Testimony on H.B. 6509: AAC School-Based Mental Health Clinics

Committee on Children

March 2, 2021

Submitted by: Stephen Wanczyk-Karp, LMSW

The National Association of Social Workers, CT Chapter, representing over 2,300 members supports H.B. 6509 as a most effective means of delivering mental health services to school age children.

According to the National Mental Health Association, less than 1 in 5 of the 12.5 million children in need of mental health services actually receive them. Many of these children will not achieve academic success due to social, emotional and behavioral problems affecting school performance. School based mental health clinics offer these school aged children accessible and effective mental health services.

Children today have more stress than ever before that place increasing numbers of children at risk. For many of these children mental health services are not available due to cost, lack of insurance coverage, myths and stigma of mental health services that keep these children’s parents from seeking mental health services, lack of accessible care in the community, waiting lists for appropriate services, lack of culturally appropriate services or due to parents that are struggling with multiple jobs and work schedules that make it too difficult to bring their children to a mental health program. School based mental health clinics addresses all of these obstacles to care.

Children who utilize school-based health centers can access needed mental health care without embarrassment or stigma, as it becomes part of their school day. The fact that children are already in school addresses the issues of accessibility and care can be made affordable to all of the school’s children. School social workers can coordinate services with the school-based health clinics, however we caution that these clinics do not offer the same services as school social workers and should not be seen as a replacement for school social work services.

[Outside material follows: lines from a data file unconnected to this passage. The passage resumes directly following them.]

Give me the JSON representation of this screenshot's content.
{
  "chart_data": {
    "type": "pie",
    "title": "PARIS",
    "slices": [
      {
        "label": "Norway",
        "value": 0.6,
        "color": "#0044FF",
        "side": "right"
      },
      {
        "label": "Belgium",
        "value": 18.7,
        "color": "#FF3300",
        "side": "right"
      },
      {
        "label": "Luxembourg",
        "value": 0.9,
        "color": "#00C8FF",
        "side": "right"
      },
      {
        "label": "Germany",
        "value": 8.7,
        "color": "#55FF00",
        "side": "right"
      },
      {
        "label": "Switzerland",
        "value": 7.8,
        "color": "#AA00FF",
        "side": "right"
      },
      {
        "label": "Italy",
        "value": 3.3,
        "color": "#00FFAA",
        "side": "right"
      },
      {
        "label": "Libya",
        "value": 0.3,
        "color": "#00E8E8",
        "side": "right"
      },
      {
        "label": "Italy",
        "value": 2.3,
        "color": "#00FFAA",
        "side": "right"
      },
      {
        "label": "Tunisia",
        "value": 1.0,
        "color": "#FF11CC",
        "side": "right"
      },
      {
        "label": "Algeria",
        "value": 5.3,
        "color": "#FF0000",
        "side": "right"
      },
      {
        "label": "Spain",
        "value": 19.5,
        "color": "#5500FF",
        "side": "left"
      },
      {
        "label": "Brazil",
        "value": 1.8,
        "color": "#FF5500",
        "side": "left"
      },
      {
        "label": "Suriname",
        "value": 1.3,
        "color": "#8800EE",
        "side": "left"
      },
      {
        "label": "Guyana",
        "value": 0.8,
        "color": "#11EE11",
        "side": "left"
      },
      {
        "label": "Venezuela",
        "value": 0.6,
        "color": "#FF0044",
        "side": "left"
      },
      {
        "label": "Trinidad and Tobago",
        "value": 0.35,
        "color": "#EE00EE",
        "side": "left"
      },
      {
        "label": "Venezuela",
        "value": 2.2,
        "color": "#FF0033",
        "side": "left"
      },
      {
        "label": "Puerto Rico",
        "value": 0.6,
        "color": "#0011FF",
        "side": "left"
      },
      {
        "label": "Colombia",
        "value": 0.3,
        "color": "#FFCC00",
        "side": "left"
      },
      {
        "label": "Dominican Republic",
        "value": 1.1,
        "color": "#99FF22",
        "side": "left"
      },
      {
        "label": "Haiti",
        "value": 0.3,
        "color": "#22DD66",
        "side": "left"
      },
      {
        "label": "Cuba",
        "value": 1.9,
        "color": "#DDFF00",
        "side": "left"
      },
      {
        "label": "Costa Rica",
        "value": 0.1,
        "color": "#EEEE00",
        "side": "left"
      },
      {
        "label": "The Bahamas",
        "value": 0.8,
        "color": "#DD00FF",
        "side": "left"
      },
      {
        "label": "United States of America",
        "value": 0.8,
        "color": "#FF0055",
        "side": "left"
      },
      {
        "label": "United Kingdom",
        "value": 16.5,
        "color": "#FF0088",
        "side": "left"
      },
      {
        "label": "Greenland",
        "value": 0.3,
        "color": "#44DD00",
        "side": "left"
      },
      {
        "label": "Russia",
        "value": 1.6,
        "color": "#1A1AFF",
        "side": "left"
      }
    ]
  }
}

Not all schools have the space necessary for a full school-based health center, however the vast majority of schools should be able to accommodate a mental health clinic as the necessary space consists of a private office.

There were far greater needs than available services for children’s mental health prior to the pandemic. This need for children’s mental health has significantly increased since the start of the Covid-19 pandemic. Children fear parents, siblings and friends becoming sick and possibly dying. Children who are in-school often end up yoyoing between being in school and having to learn remotely due to an incident of Covid-19 in their classroom. This has raised children’s anxiety and fears that interfere with the ability to learn. Mental health treatment can ease these fears and teach children how to manage their anxieties. Having school-based mental health clinics is truly the best way to offer children needed mental health care both in the pandemic and post-pandemic. We know that school-based health clinics are a successful model and that half of the children in a school-based health center are there for mental health treatment. Adding school-based mental health clinics will be equally successful and is a great way to put funding into programs that work!

CT is facing a tsunami of mental health needs from this pandemic. We have just begun to see the growing need for treatment and frankly CT is not at all prepared for the wave that is about to hit us. Without adequate children’s mental health care too many vulnerable school children will be washed away, unable to gain the education they have a right too.

Schools do not function in a vacuum. When students cross that school door, they bring with them the life stresses of their family, impacts of poverty, trauma of witnessing violence, fears of being bullied, chronic and acute health problems, and in this pandemic economy where so many families are struggling to get by all of the concerns that a struggling economy places on a family press on the student’s mind. All of these factors are obstacles to learning. All of these obstacles are brought into the classroom. The behavioral staff of a school-based health clinic breaks through these barriers by providing students with a safe place to seek care within the school. This in turn allows students to return to the classroom ready to be productive in their educational learning. That is why it is imperative that school-based mental health clinics be dramatically expanded throughout our state’s public schools.